Aprópiate de lo Invisible por la Fe

Hebreos 11:24: “Por la fe Moisés, hecho ya grande, rehusó llamarse hijo de la hija de Faraón…”

La gente sin visión solo ve lo que este mundo natural le ofrece, y lo que se ve es lo que controla tu corazón y acciones, pero la fe te hace ver una realidad superior. Cuando por la fe abres los ojos, y miras con los ojos del espíritu el galardón que tiene Dios para ti, todo lo que te ofrece esta tierra palidece en comparación con lo que Dios puede darte.

Lo Invisible es del Reino de Dios, y te presenta galardones, promociones, riquezas, y cuando ves el reino de Dios y lo que te ofrece, jamás retrocederás, sino que avanzarás al futuro en el que cosecharás galardones. Comienza a observar lo imposible; lo que ves, es lo que conquistarás; sobre aquello en lo que tienes puesta la mirada de fe, eso es lo que conquistarás. Necesitamos que el Espíritu de Dios abra nuestros ojos, y por la fe  apropiarnos de las promesas.

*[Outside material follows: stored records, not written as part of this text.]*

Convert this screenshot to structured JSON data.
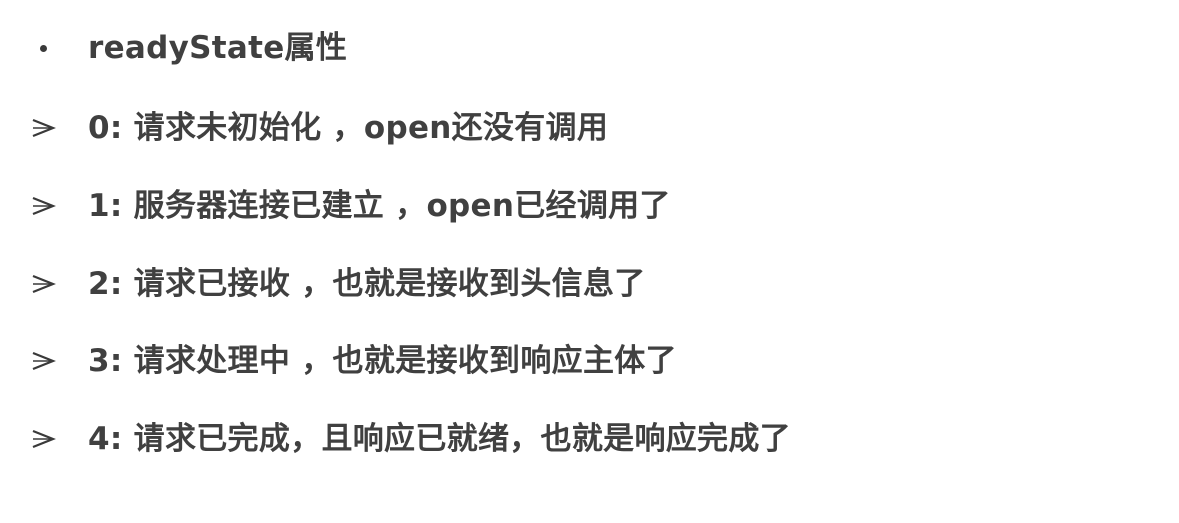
{
  "slide": {
    "heading": "readyState属性",
    "states": [
      "0: 请求未初始化 ，open还没有调用",
      "1: 服务器连接已建立 ，open已经调用了",
      "2: 请求已接收 ，也就是接收到头信息了",
      "3: 请求处理中 ，也就是接收到响应主体了",
      "4: 请求已完成，且响应已就绪，也就是响应完成了"
    ]
  },
  "icons": {
    "heading_bullet": "dot-bullet-icon",
    "state_bullet": "arrow-bullet-icon"
  },
  "colors": {
    "text": "#404040",
    "bullet": "#3a3a3a",
    "background": "#ffffff"
  }
}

Nuestra realidad espiritual es más fuerte que nuestra realidad temporal; porque la verdad del reino de Dios está por encima de cualquier cosa cuando comienzas a ver lo eterno. La fe es creer, pero también es confesar; y cuando lo haces, comienzas a caminar en lo sobrenatural y eterno. Deja de estar mirando hacia dónde puedes encontrar la ayuda que necesitas en lo temporal, comienza a ver lo invisible; porque cuando abras los ojos espirituales, te darás cuenta de que Dios tiene grandes cosas para ti.

Observa con los ojos de la fe, porque lo que buscas depende de lo que ves y oyes. El enemigo es experto en confundirte para que creas que no puedes conseguir las cosas, porque sabe que nos parecemos a lo que escuchamos.

Nos parecemos a lo que visualizamos, vemos y creemos. No veas lo que el hombre dice, sino lo que Dios te muestra a través de su Palabra, porque lo que obtendrás será lo que eres capaz de visualizar. Las cosas que están en el corazón de Dios llegan al tuyo por medio de la revelación del Espíritu Santo. Hay muchas cosas que aún no has alcanzado, porque no sabes que te pertenecen. ¿Y cómo saber si es tuyo? Si te fue revelado, lo es, y junto con esa visión vendrá una palabra de responsabilidad.

Hebreos 11:3: “Por la fe entendemos haber sido constituido el universo por la palabra de Dios, de modo que lo que se ve fue hecho de lo que no se veía.”

Solo los hijos de Dios tienen la capacidad y el poder de la fe creativa que Dios tiene; solo ellos tienen el poder de declarar la Palabra. En tu boca no solo tienes la capacidad de propiciar un milagro, sino un torrente de bendiciones.

Nunca perderás tiempo creyendo; si crees bien, en su momento verás resultados. Y no se trata de creer lo que quieres para ti, sino lo que Dios quiere para ti.

Colosenses 1:15: “El es la imagen del Dios invisible, el primogénito de toda creación.”

Todo a lo que le pones la imagen de Cristo, lo conviertes de invisible a visible; y todo esto proviene del Cielo y actúa de manera sobrenatural. Colócale a todo lo que hagas la palabra e imagen de Dios, y convertirás lo temporal y natural en eterno y sobrenatural.

No mires las cosas, lo más importante es mirar a Jesús y su Palabra. El mayor nivel de fe es el que coloca sus ojos en Jesús en medio del problema. Si miras a Jesús caminando sobre las circunstancias, tu fe se va a elevar al nivel de caminar como Jesús.